1. Justification and Purpose
This situates the assignment within the context of the course, reminding students of what they have been working on in anticipation of the assignment and how that work has prepared them to succeed at it. It also explains why the particular type or genre of assignment you’ve chosen (e.g., lab report, comparative essay, policy memo, problem set, or personal reflection) is the best way for you and your students to measure how well they’ve met the learning objectives associated with this segment of the course.
When drafting your assignment, you might consider the following questions:
- Are you clear as to whether the assignment is formative (i.e. designed to facilitate practice and feedback) or summative (i.e. designed to yield a summary evaluation)?
- Will students see the value of the assignment and connect it to course and/or real-world goals?
- Are the specific learning goals and skills being assessed explicit to students?
- Could the design unintentionally encourage students to outsource some or all of the work to AI or others?
2. Mission
This explains the assignment in broad brush strokes, giving students a general sense of the project you are setting before them. It often gives students guidance on the evidence or data they should be working with, as well as helping them imagine the audience at which their work should be aimed.
When drafting your assignment, you might consider the following questions:
- Are the criteria for success clear?
- Is there a rubric that communicates how the work will be assessed?
3. Tasks
This outlines what students are supposed to do at a more granular level: for example, how to start, where to look, how to ask for help, etc. If written well, this part of the assignment prompt ought to function as a kind of "process" rubric for students, helping them to decide for themselves whether they are completing the assignment successfully.
When drafting your assignment, you might consider the following questions:
- Are students given guidance as to the discrete steps they will need to take to build skills and manage workload?
- Are the instructions specific enough to guide students without being overly vague?
- Do earlier, lower-stakes activities prepare students for this assignment?
- Are expectations for collaboration and appropriate AI use clear?
- If it is a group project, is there structure for group dynamics and individual accountability?
- Are there opportunities for instructor presence or live coaching during the process?
4. Submission Format
This tells students, in appropriate detail, which stylistic conventions they should observe and how to submit their work. For example, should the assignment be a five-page paper written in APA format and saved as a .docx file?
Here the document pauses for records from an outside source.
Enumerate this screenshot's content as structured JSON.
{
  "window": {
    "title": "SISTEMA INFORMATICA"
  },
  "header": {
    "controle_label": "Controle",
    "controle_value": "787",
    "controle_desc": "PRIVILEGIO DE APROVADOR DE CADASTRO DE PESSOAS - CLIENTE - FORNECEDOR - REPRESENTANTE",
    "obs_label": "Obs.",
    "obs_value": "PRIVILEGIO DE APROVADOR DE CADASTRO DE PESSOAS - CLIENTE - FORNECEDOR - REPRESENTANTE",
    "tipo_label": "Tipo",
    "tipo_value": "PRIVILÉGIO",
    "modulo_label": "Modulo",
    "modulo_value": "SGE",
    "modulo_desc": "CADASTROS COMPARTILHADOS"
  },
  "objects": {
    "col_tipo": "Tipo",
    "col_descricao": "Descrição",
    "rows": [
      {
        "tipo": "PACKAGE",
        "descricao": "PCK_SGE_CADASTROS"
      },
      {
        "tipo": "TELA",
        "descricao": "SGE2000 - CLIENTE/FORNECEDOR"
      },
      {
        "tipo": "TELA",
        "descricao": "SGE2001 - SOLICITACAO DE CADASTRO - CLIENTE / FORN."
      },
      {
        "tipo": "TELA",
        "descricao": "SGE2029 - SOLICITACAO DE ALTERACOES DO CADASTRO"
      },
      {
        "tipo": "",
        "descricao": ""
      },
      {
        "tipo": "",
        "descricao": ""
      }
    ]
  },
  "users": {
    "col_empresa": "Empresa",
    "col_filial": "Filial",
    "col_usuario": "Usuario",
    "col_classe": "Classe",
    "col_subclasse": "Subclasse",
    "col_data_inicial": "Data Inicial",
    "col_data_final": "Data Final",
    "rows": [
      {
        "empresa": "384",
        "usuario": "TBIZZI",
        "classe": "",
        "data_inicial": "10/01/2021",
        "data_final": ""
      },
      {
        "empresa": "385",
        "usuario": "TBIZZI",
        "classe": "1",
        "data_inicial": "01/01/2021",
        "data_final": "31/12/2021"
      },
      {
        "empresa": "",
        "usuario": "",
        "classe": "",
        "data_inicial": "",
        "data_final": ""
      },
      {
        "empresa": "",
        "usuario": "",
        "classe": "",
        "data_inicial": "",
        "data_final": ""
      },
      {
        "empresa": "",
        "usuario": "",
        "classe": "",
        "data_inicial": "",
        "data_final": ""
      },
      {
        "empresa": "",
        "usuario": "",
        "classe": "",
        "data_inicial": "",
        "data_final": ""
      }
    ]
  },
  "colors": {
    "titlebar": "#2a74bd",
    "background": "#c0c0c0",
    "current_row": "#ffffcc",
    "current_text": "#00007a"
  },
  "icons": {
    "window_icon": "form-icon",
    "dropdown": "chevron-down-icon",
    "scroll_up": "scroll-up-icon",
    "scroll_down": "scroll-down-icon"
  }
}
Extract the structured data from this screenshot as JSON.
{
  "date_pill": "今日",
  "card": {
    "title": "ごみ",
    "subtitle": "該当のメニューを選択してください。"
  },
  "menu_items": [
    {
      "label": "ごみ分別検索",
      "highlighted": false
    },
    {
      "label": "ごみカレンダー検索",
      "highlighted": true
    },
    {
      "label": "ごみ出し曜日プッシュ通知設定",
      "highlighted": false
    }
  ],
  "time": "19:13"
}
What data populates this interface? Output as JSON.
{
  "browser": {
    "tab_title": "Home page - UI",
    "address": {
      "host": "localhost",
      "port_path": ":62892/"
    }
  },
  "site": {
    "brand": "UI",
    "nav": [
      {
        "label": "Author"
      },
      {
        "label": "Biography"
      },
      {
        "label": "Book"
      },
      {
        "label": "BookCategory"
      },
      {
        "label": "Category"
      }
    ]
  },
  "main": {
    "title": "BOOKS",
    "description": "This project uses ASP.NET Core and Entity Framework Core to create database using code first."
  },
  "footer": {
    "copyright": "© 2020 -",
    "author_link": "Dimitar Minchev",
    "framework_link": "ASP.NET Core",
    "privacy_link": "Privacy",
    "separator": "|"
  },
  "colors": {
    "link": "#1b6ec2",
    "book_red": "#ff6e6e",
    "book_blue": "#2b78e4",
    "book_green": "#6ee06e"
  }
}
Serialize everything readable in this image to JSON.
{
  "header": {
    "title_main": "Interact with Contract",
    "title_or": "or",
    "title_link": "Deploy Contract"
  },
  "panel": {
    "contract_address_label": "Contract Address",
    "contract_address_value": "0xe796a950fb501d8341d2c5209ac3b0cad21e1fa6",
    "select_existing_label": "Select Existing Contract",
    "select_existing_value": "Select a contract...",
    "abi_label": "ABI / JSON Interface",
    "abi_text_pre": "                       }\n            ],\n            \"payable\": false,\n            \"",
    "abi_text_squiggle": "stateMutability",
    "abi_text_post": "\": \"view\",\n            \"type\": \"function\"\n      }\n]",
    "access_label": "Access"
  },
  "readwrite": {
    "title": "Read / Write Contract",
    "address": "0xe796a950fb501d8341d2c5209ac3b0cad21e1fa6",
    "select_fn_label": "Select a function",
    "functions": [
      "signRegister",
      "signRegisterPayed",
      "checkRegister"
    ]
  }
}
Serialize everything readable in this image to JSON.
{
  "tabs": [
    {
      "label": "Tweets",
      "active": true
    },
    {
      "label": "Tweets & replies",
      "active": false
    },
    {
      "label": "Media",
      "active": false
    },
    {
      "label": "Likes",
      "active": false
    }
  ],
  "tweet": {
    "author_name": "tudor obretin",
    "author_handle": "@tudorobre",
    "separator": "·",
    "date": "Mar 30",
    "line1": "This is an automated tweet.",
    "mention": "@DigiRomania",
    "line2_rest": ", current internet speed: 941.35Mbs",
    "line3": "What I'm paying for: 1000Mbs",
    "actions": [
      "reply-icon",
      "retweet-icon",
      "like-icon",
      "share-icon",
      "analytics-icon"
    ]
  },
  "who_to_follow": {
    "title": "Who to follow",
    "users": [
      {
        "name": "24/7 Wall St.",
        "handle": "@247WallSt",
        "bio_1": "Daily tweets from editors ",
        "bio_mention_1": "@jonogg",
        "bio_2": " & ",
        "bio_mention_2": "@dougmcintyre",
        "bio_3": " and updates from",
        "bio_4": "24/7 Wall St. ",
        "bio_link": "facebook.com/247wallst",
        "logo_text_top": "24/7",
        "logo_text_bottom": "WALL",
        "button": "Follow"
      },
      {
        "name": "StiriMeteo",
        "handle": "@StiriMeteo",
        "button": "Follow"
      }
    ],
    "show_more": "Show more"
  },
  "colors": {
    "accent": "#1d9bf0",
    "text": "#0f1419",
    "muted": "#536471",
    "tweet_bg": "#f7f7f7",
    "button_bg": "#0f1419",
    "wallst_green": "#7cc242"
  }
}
Should it be uploaded to the course website? Is it due by Tuesday at 5:00pm?
When drafting your assignment, you might consider the following questions:
- Have I offered the students appropriate training in the formal conventions (e.g. citation styles) that I expect them to follow?
- Have I chosen a sensible deadline? (Keep in mind that students may have last-minute questions close to the deadline, so it might not be a bad idea to set a deadline at a time when you and/or your TA are available—like 5:00pm rather than 11:59pm.)
- Are students familiar with the submission protocol I am asking them to follow? (e.g. What should a student do if they can't figure out how to upload their project to Moodle by the deadline?)